Преодолев малодушие, Микрошин перестал сканировать и обнюхивать чужеземцев, словно они были пришельцами с другой планеты, и любезными жестами пригласил их пройти в комнату.
Там он усадил загадочных гостей на диван, встряхнул головой и отогнал мешающие сомнения. Нужно было полностью сконцентрироваться на том, о чём, собственно, держат речь иностранные визитёры. Основную-то часть он от волнения пропустил мимо ушей! Тут Микрошину пришлось постараться, чтобы уяснить замысловатую цель заграничной миссии. Перед ним на бумагах, которые имели вид чуть ли не египетского папируса, были выстроены генеалогические древа двух княжеских родов. Корни их уходили в ту эпоху, которая, как казалось Микрошину, не описана даже в учебнике истории древнего мира (помнил он с далёких школьных времён блестящую чёрную обложку!).
У заинтригованного Микрошина возникло впечатление, что к нему на дом пожаловали служители исторического музея. Точнее, работники отдела рукописей. Все документы, похоже, являлись уникальными образцами и имели важную историческую ценность. Цветные пергаменты на удивление хорошо сохранились. Они были украшены красивыми тиснёными гербами, вычурными вензелями и диковинными печатями.
Разложенные в необходимом порядке, бумаги заняли большую часть свободного пространства в комнате, оттеснив ответственного квартиросъёмщика вместе с гостями к входной двери. Развивающиеся с течением веков генеалогические ветви сначала цвели и плодоносили различными известными деятелями, затем проходили через выделенных в центре князей Б. и Р., но после выглядели гораздо слабее и явно хирели.
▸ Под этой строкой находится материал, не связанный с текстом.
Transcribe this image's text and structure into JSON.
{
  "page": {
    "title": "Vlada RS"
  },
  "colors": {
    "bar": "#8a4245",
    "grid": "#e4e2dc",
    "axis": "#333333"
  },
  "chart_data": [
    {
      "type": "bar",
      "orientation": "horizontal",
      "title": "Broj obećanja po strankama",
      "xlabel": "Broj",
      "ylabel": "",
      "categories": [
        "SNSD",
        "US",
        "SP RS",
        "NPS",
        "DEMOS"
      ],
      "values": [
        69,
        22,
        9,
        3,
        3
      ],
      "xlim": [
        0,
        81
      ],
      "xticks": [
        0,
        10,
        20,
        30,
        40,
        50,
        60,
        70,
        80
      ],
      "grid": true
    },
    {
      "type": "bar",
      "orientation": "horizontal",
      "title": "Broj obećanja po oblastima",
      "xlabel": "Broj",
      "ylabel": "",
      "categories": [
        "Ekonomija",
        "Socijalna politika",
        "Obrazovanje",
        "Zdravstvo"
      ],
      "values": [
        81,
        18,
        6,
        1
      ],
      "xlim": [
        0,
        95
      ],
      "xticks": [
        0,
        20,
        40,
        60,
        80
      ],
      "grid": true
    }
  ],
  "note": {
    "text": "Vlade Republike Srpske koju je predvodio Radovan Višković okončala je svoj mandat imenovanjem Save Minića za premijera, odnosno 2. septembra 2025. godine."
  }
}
Пройдя периоды жестоких засух и лишений, кустистые в прошлом благородные дебри заканчивались двумя тощими побегами, помеченными на бумагах как Shpeider и Microshin. Чужеродно и одиноко смотрелись они на разлапистых плечах голубокровных предков.
Переводя взгляд с одного древа на другое, хозяин типовой однокомнатной квартиры временно потерял дар речи.
За затянувшейся демонстрацией последовали напряжённые объяснения. Они проводились на смеси основных европейских языков в сочетании с элементами жестикуляции. Через некоторое время всё же наступила ясность. Один из иностранцев, благородный обладатель двух выдающихся физиологических деталей – роста и носа, – являлся тем Shpeider'ом, на ком заканчивались левые генеалогические заросли. Ну а другим осколком истории, венчавшим, соответственно, правое усыхающее древо жизни, оказался не кто иной, как облачённый в полинялый спортивный костюм и тапочки на босу ногу сам господин Микрошин.
Ещё не осознав себя настоящим князем, но уже обалдев от ошеломляющей информации, Микрошин раскраснелся. Почему-то в голову пришла мысль: а как же теперь следует представиться любезным зарубежным гостям? То ли князем Микрошиным, то ли князем Б., а может, взять сложносоставную фамилию Б.-Микрошин или Микрошин-Б.? В итоге он просто протянул руку и расплылся в добродушно-рассеянной веснушчатой улыбке. Долгожданное знакомство потомков двух таких почтенных родов, наконец, состоялось.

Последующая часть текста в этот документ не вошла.